Um exemplo é a campanha nos bares e restaurantes prevista em lei e a ativação do “Ônibus Lilás”, que percorre cidades do estado com a campanha “Maria Vai à Cidade”. Segundo a gestora, essas atendem a questões propostas em outras leis correlatas porque focam em prevenir todas as formas de violência contra as mulheres, além de outros serviços que são oferecidos como Ouvidoria dos Direitos Humanos e serviços visando a empregabilidade das vítimas.

Já para o Dossiê da Mulher Potiguar, ela diz que há umaa dificuldade. “Tem que fazer o cruzamento de dados de violência entre saúde, Assistência Social e Segurança Pública. A gente precisa de investimento em tecnologia para garantir a implementação dessa lei”, afirma Fialho.

Contudo, ressalta que isso já está encaminhado porque a Secretaria de Saúde Pública (SESAP/RN), contratou uma empresa para fazer serviço semelhante parametrizando dados de violência contra mulher. Em diálogo com a secretaria da Mulher, vai incluir dados das outras pastas, cumprindo o que pede a lei.

Outra iniciativa é a destinação de 5% das vagas em empresas contratadas pelo Estado para as vítimas. “Para tanto, precisa de um cadastro de mulheres que ainda não temos. Estamos verificando como garantir uma equipe específica para fazer o cadastramento dessas mulheres através de um Grupo de Trabalho com vários órgãos do Estado”, disse a secretária.

Quanto aos Conselho Estadual de Políticas para as Mulheres, o Comitê de Enfrentamento a Violência Doméstica Familiar (CEAV) e o Fundo de Políticas para as Mulheres, já estão em funcionamento, segundo diz, assim como o Plano de enfrentamento a violência que foi incluído no Plano Plurianual para os próximos 4 anos.

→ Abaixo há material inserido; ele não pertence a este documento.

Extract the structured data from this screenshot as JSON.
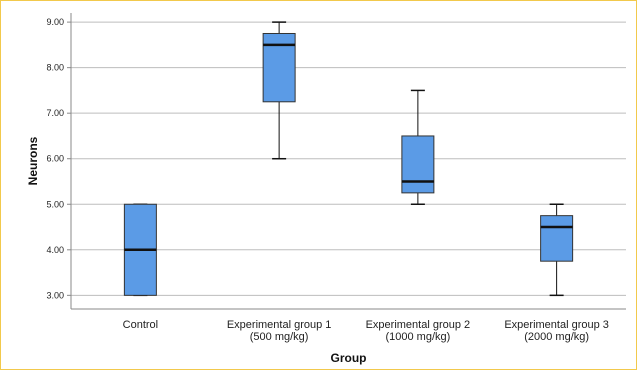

Quanto à interiorização, Wanessa Fialho cita o aumento de sete delegacias especializadas (antes eram 4) em municípios pólo do estado, a ampliação da Patrulha Maria da Penha, para mais quatro regiões do estado, sendo que antes era apenas em Natal e parte da região Metropolitana, além das campanhas já citadas que percorrem o estado.

“Quem vê de fora, observa o que ainda tem que se fazer e tem. Mas também tem avanços importantes que são marcos históricos dentro das políticas para as mulheres no Rio Grande do Norte”, disse ela.